Finding the area with known sides.

The sides or edges of regular polygons are equal. Thus it would be easy to find the its area. The area of a regular polygon according to its sides or edges is given by;

A = \frac{ns^2}{4\tan{\frac{\pi}{n}}}

where;

  • n = the number of sides of the regular polygon
  • s = the length of the regular polygon's sides

Finding the area with known apothem.

If we know the apothem, then the area will follow as;

A = m^2n\tan{\frac{\pi}{n}}

Finding the area with known apothem and sides.

If both apothem and sides or edges are given, then we calculate area of a regular polygon easily as;

A = \frac{AP}{2}

Finding the area with known radius.

Having a known radius can lead us to finding the area of a regular polygon as;

A = \frac{r^2n\tan{\frac{2\pi}{n}}}{2}

Area of irregular polygons

Irregular polygons are very hard to characterize. It can take any form, sizes and finding a general formula for its area is very complex. However, I would like to share with you one of the most effective and most used technique in finding the area of irregular polygons. This technique is called triangulation. This is done by transforming the irregular polygons into triangles. And since the area of triangles are well-known, then the area of irregular polygon would then just be equal to the sum of the individual triangles that comprises the polygon. Triangulation is known to be effective to almost all types of irregular polygons given that the lengths of all the sides or edges are known.
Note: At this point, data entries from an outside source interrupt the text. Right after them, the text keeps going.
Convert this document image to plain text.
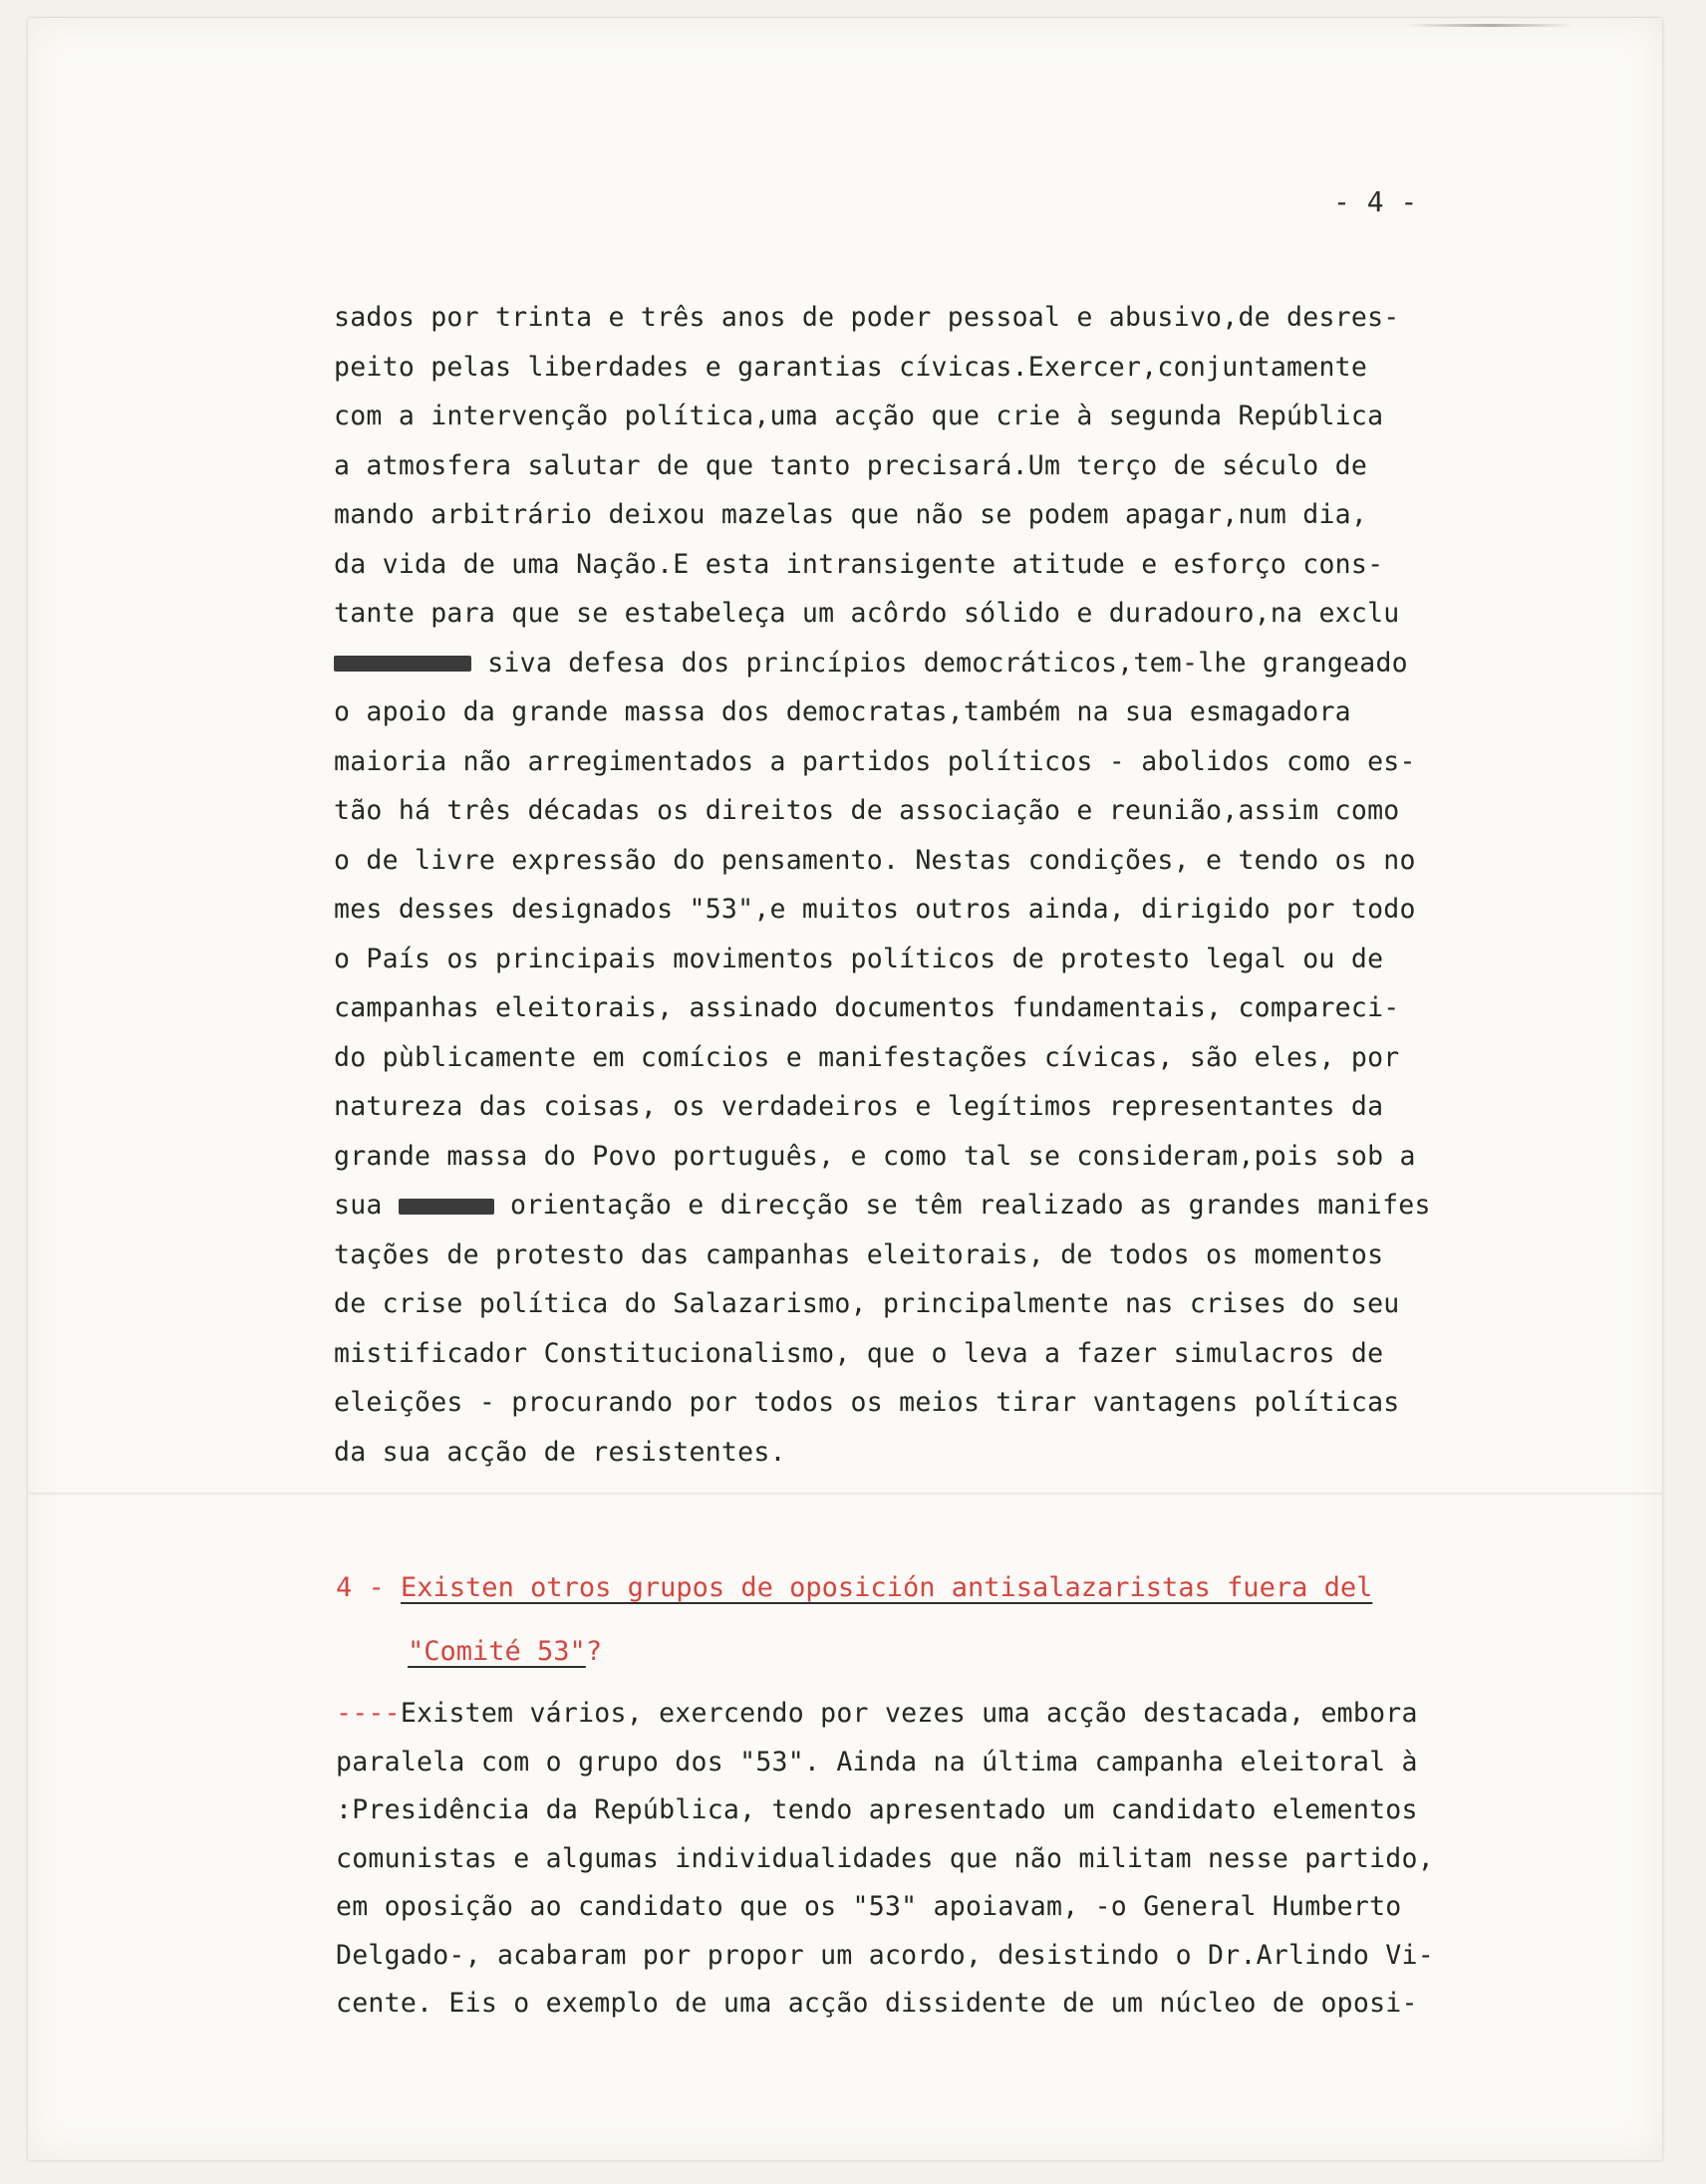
- 4 -
sados por trinta e três anos de poder pessoal e abusivo,de desres-
peito pelas liberdades e garantias cívicas.Exercer,conjuntamente
com a intervenção política,uma acção que crie à segunda República
a atmosfera salutar de que tanto precisará.Um terço de século de
mando arbitrário deixou mazelas que não se podem apagar,num dia,
da vida de uma Nação.E esta intransigente atitude e esforço cons-
tante para que se estabeleça um acôrdo sólido e duradouro,na exclu
siva defesa dos princípios democráticos,tem-lhe grangeado
o apoio da grande massa dos democratas,também na sua esmagadora
maioria não arregimentados a partidos políticos - abolidos como es-
tão há três décadas os direitos de associação e reunião,assim como
o de livre expressão do pensamento. Nestas condições, e tendo os no
mes desses designados "53",e muitos outros ainda, dirigido por todo
o País os principais movimentos políticos de protesto legal ou de
campanhas eleitorais, assinado documentos fundamentais, compareci-
do pùblicamente em comícios e manifestações cívicas, são eles, por
natureza das coisas, os verdadeiros e legítimos representantes da
grande massa do Povo português, e como tal se consideram,pois sob a
sua	orientação e direcção se têm realizado as grandes manifes
tações de protesto das campanhas eleitorais, de todos os momentos
de crise política do Salazarismo, principalmente nas crises do seu
mistificador Constitucionalismo, que o leva a fazer simulacros de
eleições - procurando por todos os meios tirar vantagens políticas
da sua acção de resistentes.
4 - Existen otros grupos de oposición antisalazaristas fuera del
"Comité 53"?
----Existem vários, exercendo por vezes uma acção destacada, embora
paralela com o grupo dos "53". Ainda na última campanha eleitoral à
:Presidência da República, tendo apresentado um candidato elementos
comunistas e algumas individualidades que não militam nesse partido,
em oposição ao candidato que os "53" apoiavam, -o General Humberto
Delgado-, acabaram por propor um acordo, desistindo o Dr.Arlindo Vi-
cente. Eis o exemplo de uma acção dissidente de um núcleo de oposi-
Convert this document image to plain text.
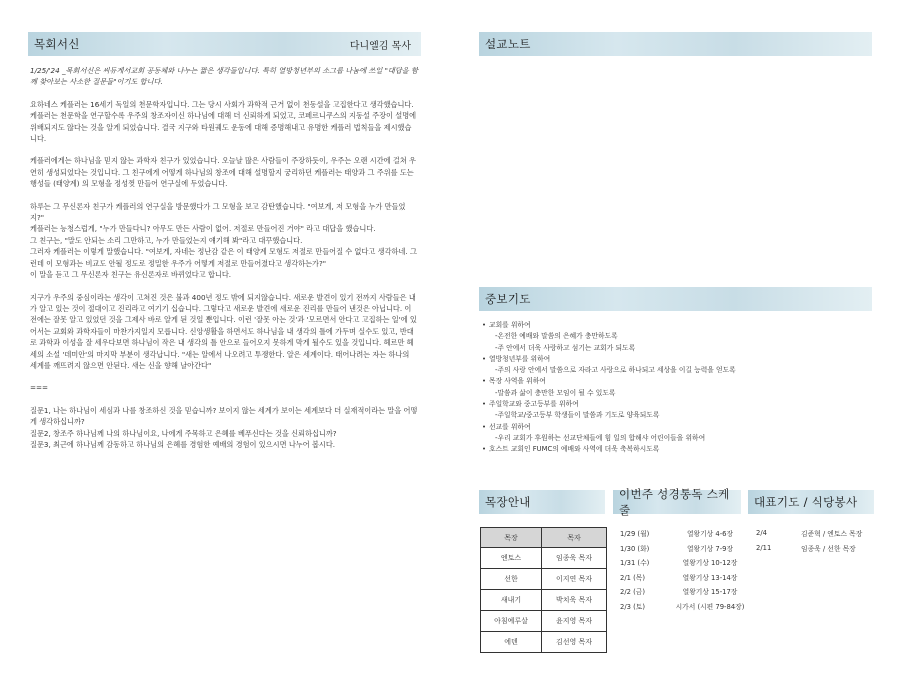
목회서신	다니엘김 목사

1/25/'24 _목회서신은 씨듀게서교회 공동체와 나누는 짧은 생각들입니다. 특히 열방청년부의 소그룹 나눔에 쓰일 "대답을 함께 찾아보는 사소한 질문들"이기도 합니다.

요하네스 케플러는 16세기 독일의 천문학자입니다. 그는 당시 사회가 과학적 근거 없이 천동설을 고집한다고 생각했습니다. 케플러는 천문학을 연구할수록 우주의 창조자이신 하나님에 대해 더 신뢰하게 되었고, 코페르니쿠스의 지동설 주장이 설명에 위배되지도 않다는 것을 알게 되었습니다. 결국 지구와 타원궤도 운동에 대해 증명해내고 유명한 케플러 법칙들을 제시했습니다.

케플러에게는 하나님을 믿지 않는 과학자 친구가 있었습니다. 오늘날 많은 사람들이 주장하듯이, 우주는 오랜 시간에 걸쳐 우연히 생성되었다는 것입니다. 그 친구에게 어떻게 하나님의 창조에 대해 설명할지 궁리하던 케플러는 태양과 그 주위를 도는 행성들 (태양계) 의 모형을 정성껏 만들어 연구실에 두었습니다.

하루는 그 무신론자 친구가 케플러의 연구실을 방문했다가 그 모형을 보고 감탄했습니다. "여보게, 저 모형을 누가 만들었지?"
케플러는 능청스럽게, "누가 만들다니? 아무도 만든 사람이 없어. 저절로 만들어진 거야" 라고 대답을 했습니다.
그 친구는, "말도 안되는 소리 그만하고, 누가 만들었는지 얘기해 봐"라고 대꾸했습니다.
그러자 케플러는 이렇게 말했습니다. "여보게, 자네는 정난감 같은 이 태양계 모형도 저절로 만들어질 수 없다고 생각하네. 그런데 이 모형과는 비교도 안될 정도로 정밀한 우주가 어떻게 저절로 만들어졌다고 생각하는가?"
이 말을 듣고 그 무신론자 친구는 유신론자로 바뀌었다고 합니다.

지구가 우주의 중심이라는 생각이 고쳐진 것은 불과 400년 정도 밖에 되지않습니다. 새로운 발견이 있기 전까지 사람들은 내가 알고 있는 것이 절대이고 진리라고 여기기 십습니다. 그렇다고 새로운 발견에 새로운 진리를 만들어 낸것은 아닙니다. 이전에는 잘못 알고 있었던 것을 그제사 바로 알게 된 것일 뿐입니다. 이런 '잘못 아는 것'과 '모르면서 안다고 고집하는 일'에 있어서는 교회와 과학자들이 마찬가지일지 모릅니다. 신앙생활을 하면서도 하나님을 내 생각의 틀에 가두며 실수도 있고, 반대로 과학과 이성을 잘 세우다보면 하나님이 작은 내 생각의 틀 안으로 들어오지 못하게 막게 될수도 있을 것입니다. 헤르만 헤세의 소설 '데미안'의 마지막 부분이 생각납니다. "새는 알에서 나오려고 투쟁한다. 알은 세계이다. 태어나려는 자는 하나의 세계를 깨뜨려지 않으면 안된다. 새는 신을 향해 날아간다"

===

질문1, 나는 하나님이 세심과 나를 창조하신 것을 믿습니까? 보이지 않는 세계가 보이는 세계보다 더 실재적이라는 말을 어떻게 생각하십니까?
질문2, 창조주 하나님께 나의 하나님이요, 나에게 주목하고 은혜를 베푸신다는 것을 신뢰하십니까?
질문3, 최근에 하나님께 감동하고 하나님의 은혜를 경험한 예배의 경험이 있으시면 나누어 봅시다.

설교노트
중보기도
• 교회를 위하여
-온전한 예배와 말씀의 은혜가 충만하도록
-주 안에서 더욱 사랑하고 섬기는 교회가 되도록
• 열방청년부를 위하여
-주의 사랑 안에서 말씀으로 자라고 사랑으로 하나되고 세상을 이길 능력을 얻도록
• 목장 사역을 위하여
-말씀과 삶이 충만한 모임이 될 수 있도록
• 주일학교와 중고등부를 위하여
-주일학교/중고등부 학생들이 말씀과 기도로 양육되도록
• 선교를 위하여
-우리 교회가 후원하는 선교단체들에 힘 일의 합해샤 어린이들을 위하여
• 호스트 교회인 FUMC의 예배와 사역에 더욱 축복하시도록
목장안내
목장	목자
엔토스	임종욱 목자
선한	이지연 목자
새내기	박치욱 목자
아침예루살	윤지영 목자
에덴	김선영 목자
이번주 성경통독 스케줄
1/29 (월)	열왕기상 4-6장
1/30 (화)	열왕기상 7-9장
1/31 (수)	열왕기상 10-12장
2/1 (목)	열왕기상 13-14장
2/2 (금)	열왕기상 15-17장
2/3 (토)	시가서 (시편 79-84장)
대표기도 / 식당봉사
2/4	김준혁 / 엔토스 목장
2/11	임종욱 / 선한 목장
For example, look at the figure below.

As seen in the figure above, the polygon is divided into small triangles with area A1, A2, A3, A4, A5 and A6. Then the area of the polygon would be the sum of the area of the triangle.

To find the area of the small triangles, we will use Heron's formula (presented above) since the triangles formed are scalene. But, if you look at A1, we can't directly use Heron's formula since the third side of the triangle (the side connecting A1 and A2) is unknown. So we have to solve first that unknown side using the law of cosines in trigonometry. After that, the same process will be applicable to other small triangles. So basically, a combination of Heron's formula and law of cosines can get this thing done.